Corporate bonds have suffered a well-documented fall from grace in 2022. As interest rate expectations finally picked themselves off the floor in response to central bankers acting to tame inflation, high bond values have crashed as their yield-to-maturity has slowly risen to keep pace. This one-off shock has reflected the mindset shift from ‘low interest rates will continue in perpetuity’ to ‘interest rates may need to remain high to control persistent inflation’. However, now that the price has adjusted, many investors are eyeing the improved yields of corporate bonds as an attractive opportunity. 

Competitive interest rates paid on cash

Now, many will argue that this characteristic isn’t essential for all investors. Unused cash can, in theory, be parked in a high-interest savings account and transferred into a brokerage account only when it needs to be deployed.

However, around the end of the personal tax year, investors may be contributing large lump sums into 

stocks & shares ISAs to fully utilise the available allowance. This cash will usually be drip fed into the market rather than invested as a lump sum. This will leave a sizeable pot of dwindling cash that could sit within the ISA uninvested for many months. 

If this sounds familiar, then perhaps you’ll want to start checking what rate of return your broker pays on cash balances.

The difference between stockbrokers can be dramatic. Vanguard Personal Investor has recently moved to a ‘managed cash rate’, which means that the rate won’t be directly linked to the BoE base rate.
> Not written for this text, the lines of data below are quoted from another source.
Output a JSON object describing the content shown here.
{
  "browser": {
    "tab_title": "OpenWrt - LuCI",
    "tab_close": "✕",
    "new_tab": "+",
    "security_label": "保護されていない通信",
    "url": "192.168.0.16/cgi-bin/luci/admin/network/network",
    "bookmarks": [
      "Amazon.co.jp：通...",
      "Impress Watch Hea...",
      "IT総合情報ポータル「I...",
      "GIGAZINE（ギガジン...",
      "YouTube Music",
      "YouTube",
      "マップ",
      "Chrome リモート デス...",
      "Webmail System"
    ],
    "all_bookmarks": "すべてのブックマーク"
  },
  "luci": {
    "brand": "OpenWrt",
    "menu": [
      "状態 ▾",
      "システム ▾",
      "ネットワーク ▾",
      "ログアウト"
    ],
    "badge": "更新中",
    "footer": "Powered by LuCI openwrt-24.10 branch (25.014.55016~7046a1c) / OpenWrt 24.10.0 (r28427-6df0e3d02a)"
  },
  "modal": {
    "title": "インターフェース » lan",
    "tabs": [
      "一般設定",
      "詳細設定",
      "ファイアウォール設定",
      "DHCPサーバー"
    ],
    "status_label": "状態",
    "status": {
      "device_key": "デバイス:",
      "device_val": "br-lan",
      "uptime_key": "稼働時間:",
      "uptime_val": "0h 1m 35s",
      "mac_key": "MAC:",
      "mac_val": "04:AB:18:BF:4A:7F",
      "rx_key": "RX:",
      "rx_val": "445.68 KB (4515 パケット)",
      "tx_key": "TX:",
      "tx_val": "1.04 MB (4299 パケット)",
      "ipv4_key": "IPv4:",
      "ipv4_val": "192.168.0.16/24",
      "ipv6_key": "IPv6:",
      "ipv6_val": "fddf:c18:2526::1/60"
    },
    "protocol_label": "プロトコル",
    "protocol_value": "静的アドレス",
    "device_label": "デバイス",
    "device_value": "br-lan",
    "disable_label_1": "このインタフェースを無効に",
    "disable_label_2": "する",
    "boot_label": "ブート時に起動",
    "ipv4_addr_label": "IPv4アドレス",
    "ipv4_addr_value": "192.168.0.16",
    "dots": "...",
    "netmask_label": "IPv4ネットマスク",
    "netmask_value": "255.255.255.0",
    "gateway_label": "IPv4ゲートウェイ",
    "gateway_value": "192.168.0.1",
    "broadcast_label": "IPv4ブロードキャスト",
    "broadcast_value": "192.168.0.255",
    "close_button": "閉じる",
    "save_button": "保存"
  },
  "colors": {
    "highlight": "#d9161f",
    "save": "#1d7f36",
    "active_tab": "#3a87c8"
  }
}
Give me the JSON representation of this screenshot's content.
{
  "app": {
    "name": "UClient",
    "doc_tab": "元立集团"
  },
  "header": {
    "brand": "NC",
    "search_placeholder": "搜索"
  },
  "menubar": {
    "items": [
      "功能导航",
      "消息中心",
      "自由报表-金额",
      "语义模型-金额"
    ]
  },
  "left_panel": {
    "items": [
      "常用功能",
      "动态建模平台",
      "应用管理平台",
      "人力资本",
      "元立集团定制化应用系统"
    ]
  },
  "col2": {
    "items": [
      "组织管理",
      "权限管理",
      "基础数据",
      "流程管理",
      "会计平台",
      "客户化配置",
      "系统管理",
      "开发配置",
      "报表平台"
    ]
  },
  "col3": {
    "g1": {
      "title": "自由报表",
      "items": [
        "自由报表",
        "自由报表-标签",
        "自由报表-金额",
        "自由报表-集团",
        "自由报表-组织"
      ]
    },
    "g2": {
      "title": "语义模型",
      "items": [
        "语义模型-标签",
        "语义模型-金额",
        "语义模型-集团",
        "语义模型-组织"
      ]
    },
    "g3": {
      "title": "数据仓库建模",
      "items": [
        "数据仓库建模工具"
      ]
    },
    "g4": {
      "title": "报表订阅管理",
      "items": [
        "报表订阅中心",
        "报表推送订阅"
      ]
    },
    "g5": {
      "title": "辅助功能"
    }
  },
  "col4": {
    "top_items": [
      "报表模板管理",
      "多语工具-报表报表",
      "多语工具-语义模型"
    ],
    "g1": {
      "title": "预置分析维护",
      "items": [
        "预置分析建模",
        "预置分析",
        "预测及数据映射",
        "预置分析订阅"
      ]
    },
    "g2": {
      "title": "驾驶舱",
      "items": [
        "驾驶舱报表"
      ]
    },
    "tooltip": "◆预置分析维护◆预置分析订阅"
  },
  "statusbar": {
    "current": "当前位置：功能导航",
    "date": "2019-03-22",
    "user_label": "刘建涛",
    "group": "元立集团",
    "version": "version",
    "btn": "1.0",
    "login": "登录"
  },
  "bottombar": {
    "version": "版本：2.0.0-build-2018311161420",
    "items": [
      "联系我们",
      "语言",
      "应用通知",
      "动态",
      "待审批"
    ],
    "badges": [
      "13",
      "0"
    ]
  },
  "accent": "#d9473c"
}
Still, this rate is now 2.2% as of March 2023

However, AJ Bell offers a variable rate which is loosely connected to the base rate. It estimates the rate falling between 1.15% and 0.15% below the base rate. As the official base rate is currently 4.25%, this implies a range of 4.1% – 3.1%.

Retail banks have been loudly criticised in the press for not passing on the full benefit from an increase in the BoE base rate, and an increase in interest income from loan portfolios. 

It could be possible that the highest-paying cash savings rate in the UK right now is actually one of the best UK stockbrokers. As this is how MoneySavingExpert’s best buy table for instant access rates looks at the time of writing:

Rates are correct at time of writing but will change in the future.

Clear messaging that investors should weather the storm rather than trade their way to safety

Commission-hungry stockbrokers that generate fees from trading may be incentivised to use the recent banking worries to provoke their investors into trading out of long positions. Followed by the opposite message after the crisis has passed.

Research has consistently shown that retail investors cannot execute market timing as successfully as this advice implies. Selling after a market panic and buying during calmer times is a recipe for selling low and buying high. Retail investors have a well-evidenced knack for performing much poorer than the stock market precisely for this reason. 

Ethical firms should not use recent headlines to encourage their clients to trade more volume than normal. Blips like these are part and parcel of ordinary market conditions, and if a downturn in the stock market outlook prompts a complete re-think of your strategy – you must wonder how robust a strategy it was to begin with, considering that downturns are inevitable.

Execution-only stockbrokers cannot provide financial advice, and therefore there are limits as to what brokers can put in writing when providing general guidance to clients. However, the brokers that stand out for us in 2023 are those who have been proactively contacting clients to advise them that history has proven that investors tempted to sell out during turmoil rarely do so to their long-term benefit.